Co-wives and Co-widows is about polygamy, but not like you’ve seen it represented in African literature. With a few exceptions, stories about polygamy are often centered on pitting women against each other over the attention of a man. Adrienne Yabouza breaks from this mould. In the first Central African novel to be translated into English, we meet Ndongo Passy and Grekpoubou, two women living in what looks like a healthy, sexually fulfilling marriage with their husband Lidou.
A few pages into the book, Lidou dies, and Ndongo Passy and Grekpoubou’s lives are upended. When Lidou’s so-called best friend decides to play dirty, intent on enriching himself with Lidou’s estate, he couldn’t have known what was coming. All this drama, delicious in every twist and turn, is taking place against the backdrop of post-election intrigue. With this back-and-forth between the nation and the private lives of these women, Yabouza reveals the interconnecting forces that shape intimate lives, reminding us that the personal is always political.
Readers of Anglophone African literature are most likely meeting Yabouza for the first time. In fact, it is very likely that this will be their first encounter with literature from Central African Republic.
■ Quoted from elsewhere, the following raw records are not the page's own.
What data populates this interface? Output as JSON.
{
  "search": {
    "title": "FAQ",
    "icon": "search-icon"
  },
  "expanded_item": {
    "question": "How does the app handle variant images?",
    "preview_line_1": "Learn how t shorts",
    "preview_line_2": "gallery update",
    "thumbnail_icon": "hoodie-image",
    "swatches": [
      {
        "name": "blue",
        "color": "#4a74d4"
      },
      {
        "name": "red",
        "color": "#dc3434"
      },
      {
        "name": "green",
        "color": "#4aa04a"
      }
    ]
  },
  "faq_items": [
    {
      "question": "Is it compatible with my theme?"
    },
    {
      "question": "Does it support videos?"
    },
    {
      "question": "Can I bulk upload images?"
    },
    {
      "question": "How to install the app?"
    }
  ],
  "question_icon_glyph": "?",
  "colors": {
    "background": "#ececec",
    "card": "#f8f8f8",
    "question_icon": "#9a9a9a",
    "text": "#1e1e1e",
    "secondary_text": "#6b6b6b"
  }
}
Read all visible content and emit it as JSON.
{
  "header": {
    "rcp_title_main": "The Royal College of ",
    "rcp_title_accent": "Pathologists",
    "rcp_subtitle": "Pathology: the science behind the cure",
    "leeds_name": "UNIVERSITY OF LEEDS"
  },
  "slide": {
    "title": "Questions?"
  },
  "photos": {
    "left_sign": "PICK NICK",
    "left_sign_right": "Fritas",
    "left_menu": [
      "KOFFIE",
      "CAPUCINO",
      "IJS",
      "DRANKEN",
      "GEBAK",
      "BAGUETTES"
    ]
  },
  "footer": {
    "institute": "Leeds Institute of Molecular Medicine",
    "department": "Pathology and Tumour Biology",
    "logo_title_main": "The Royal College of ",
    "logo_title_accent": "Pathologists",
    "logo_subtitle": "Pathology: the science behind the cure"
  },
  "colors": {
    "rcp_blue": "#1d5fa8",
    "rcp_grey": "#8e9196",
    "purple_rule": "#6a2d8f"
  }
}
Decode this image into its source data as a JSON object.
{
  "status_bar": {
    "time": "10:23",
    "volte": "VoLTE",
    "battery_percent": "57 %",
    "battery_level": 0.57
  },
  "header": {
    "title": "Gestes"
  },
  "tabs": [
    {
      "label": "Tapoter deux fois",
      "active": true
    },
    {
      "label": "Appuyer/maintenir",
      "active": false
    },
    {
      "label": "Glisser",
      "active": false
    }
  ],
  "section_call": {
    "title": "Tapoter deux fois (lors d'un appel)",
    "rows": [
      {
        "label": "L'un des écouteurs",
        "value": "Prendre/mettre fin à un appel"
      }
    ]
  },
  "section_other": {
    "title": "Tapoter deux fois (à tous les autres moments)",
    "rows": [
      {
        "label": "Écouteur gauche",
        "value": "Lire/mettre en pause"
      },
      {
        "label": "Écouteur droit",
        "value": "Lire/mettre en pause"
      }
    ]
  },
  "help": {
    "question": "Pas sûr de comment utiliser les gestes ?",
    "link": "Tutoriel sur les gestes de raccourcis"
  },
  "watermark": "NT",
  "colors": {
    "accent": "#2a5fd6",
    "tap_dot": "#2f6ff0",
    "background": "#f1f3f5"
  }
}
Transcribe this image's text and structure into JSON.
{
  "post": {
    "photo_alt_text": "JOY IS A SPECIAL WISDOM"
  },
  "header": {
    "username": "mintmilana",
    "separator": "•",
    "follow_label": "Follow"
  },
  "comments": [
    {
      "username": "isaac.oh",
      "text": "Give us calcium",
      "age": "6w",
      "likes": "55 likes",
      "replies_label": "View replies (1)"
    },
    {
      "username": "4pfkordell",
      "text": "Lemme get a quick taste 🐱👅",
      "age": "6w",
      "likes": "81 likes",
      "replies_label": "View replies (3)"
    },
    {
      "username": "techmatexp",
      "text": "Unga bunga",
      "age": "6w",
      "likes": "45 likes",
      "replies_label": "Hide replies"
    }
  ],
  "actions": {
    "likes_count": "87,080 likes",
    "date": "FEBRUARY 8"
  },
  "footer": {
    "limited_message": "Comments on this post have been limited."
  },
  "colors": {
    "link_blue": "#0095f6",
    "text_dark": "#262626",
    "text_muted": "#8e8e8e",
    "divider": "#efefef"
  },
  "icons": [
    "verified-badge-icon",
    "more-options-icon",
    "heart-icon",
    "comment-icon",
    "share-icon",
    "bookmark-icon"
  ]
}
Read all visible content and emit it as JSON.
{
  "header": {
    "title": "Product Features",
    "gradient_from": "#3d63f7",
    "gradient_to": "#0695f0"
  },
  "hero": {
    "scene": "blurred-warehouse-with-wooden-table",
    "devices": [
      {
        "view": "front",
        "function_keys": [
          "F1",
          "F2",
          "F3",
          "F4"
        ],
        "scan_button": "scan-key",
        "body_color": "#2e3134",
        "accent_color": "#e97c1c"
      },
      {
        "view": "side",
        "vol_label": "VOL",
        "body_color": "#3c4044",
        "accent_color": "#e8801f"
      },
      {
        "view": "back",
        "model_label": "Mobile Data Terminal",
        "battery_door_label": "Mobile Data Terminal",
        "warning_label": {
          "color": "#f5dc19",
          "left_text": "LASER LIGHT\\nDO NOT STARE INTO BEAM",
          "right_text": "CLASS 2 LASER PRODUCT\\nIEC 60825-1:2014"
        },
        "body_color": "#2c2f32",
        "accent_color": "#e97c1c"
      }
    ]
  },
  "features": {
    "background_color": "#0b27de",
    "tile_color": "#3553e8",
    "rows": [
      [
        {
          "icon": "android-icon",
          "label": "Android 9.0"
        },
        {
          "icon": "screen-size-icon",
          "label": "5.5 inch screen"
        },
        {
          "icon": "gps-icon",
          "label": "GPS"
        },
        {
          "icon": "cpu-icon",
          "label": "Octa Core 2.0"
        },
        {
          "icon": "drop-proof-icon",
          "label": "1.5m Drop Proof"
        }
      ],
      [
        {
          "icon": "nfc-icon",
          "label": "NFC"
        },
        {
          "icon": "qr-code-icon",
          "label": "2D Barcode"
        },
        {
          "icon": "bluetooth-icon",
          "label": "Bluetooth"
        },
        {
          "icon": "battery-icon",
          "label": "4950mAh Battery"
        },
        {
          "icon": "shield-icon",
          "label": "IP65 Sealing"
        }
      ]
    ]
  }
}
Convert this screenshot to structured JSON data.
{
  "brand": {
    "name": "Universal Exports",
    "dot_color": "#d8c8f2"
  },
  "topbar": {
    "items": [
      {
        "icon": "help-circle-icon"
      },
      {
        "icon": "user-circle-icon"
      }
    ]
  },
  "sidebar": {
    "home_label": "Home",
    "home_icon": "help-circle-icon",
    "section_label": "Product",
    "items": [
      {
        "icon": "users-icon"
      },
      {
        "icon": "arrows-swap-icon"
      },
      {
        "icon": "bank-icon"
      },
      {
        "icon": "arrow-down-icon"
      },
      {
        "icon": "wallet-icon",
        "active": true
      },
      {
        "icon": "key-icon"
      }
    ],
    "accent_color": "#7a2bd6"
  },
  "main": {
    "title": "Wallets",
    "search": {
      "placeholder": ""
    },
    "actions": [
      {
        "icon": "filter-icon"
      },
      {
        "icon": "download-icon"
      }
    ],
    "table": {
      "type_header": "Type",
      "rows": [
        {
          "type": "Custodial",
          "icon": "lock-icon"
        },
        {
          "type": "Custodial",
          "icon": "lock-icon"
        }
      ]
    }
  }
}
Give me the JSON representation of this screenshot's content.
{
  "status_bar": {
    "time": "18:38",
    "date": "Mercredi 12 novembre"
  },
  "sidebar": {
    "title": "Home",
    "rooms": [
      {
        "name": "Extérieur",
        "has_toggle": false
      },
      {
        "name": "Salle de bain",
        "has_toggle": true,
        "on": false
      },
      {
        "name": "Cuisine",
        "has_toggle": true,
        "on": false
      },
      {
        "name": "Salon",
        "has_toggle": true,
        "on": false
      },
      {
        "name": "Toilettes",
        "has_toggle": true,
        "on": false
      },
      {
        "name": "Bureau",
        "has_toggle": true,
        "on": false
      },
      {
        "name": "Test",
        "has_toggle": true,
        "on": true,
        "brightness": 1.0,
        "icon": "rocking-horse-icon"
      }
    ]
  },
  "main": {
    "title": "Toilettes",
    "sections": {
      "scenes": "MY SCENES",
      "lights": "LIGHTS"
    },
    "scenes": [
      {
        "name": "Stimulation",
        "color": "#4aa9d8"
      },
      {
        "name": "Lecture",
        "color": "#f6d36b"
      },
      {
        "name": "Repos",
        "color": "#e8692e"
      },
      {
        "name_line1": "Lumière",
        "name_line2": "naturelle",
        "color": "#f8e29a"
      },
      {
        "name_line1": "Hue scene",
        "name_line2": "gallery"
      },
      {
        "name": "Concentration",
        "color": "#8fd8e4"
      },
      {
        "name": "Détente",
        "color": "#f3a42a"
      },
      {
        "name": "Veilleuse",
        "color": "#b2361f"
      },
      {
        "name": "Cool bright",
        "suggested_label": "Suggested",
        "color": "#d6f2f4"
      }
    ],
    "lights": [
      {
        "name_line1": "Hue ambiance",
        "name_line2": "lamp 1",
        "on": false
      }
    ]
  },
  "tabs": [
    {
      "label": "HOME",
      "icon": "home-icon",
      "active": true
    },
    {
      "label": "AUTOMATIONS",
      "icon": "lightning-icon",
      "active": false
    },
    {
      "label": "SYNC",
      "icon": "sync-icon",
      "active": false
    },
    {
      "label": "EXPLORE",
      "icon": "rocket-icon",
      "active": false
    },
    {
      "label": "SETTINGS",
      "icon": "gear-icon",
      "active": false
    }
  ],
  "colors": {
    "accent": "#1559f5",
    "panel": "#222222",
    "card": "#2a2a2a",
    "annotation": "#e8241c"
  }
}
Being the first Central African novel translated in English, Yabouza does not disappoint. Co-Wives, Co-Widows is a quick, delightful read, a novella that one could lap up in a sitting. The two main female characters are sharp and resourceful, always in problem-solving mode, hatching up plans to get the better of the patriarchal villains.
Yabouza’s novel is significant for a few reasons. First, it is an unconventional love story for centering love and romance within a polygamous context. You witness the lives of two women married to the same man but prioritizing their own desires and aspirations. Their lives are not centered on Lidou. We see it in the ways that Lidou, though a self-assured business man with some wealth, is clueless when it comes to important aspects of social life. The story opens with the wives leaving Lidou at home to go vote in the presidential election. Unlike his wives, he clearly does not value his voting rights, and the novel suggests as much in its representation of Lidou as an endearing old fool that is more worried about satisfying his wives sexually than caring about who sits in the highest office in the land.
Whatever Lidou is, it is clear that the household is centered on Ndongo Passy and Grekpoubou perspectives on the world, their desire for companionship, and their resourcefulness. This is why his death does not spell the end of their relationship but brings them closer. Their relationship blossoms, making space for them to share a deeply intimate bond that cannot be reduced to the presence of a man. The novel explores female bonding in the context of polygamy in much the same way that Buchi Emecheta does in her celebrated but controversial essay “Feminism with a Small f.” Emecheta’s claim that polygamy can be, in some cases, a woman-centered space that fosters sisterhood and community in opposition to patriarchal structures is in conversation with Yabouza book. Yabouza’s representation of Ndongo Passy and Grekpoubou’s relationship reminds us that polygamy in African contexts is a complex institution that, though deserving of critique, should not be caricatured as the evil opposite of monogamy.
One of the story’s emotional centers is Ndongo Passy and Grekpoubou’s battle with thieving relatives and an unjust legal system. Again, in presenting an unflinching picture of widows being abused by a patriarchal culture, Yabouza is careful not to present these women as hapless victims but to foreground their agency so that the big turning points in the story are all about the women staying one step ahead of the system, constantly in problem-solving mode, figuring ways to protect themselves and find whatever bit of justice they can.
The writing is gorgeous. Kudos to Rachael McGill for channeling Yabouza’s brilliance. The translation is so breezy, so easy, you inhale the book like air. And the humor! You’ll find statements such as: “the sun like the mosquito was pan-sexual and gregarious, every variety of flesh was welcome.” While Lidou is dying in his artisan Nguende chair, his wives are in church, listening to the priest declare “with the conviction of a slam poet or a travel agent, that life was easier in the other world than in this one.” A neighbor sights Lidou’s corpse and comments on how “large and beautiful” it seemed, noting that Lidou could very well “take part in a competition for the most beautiful dead body.”
Co-wives, Co-Widows is a heartwarming story about female friendship. It honors the kind of radical love that sustains women in times of hardship. The book is a delightful mix of humor, erotic love, and social justice.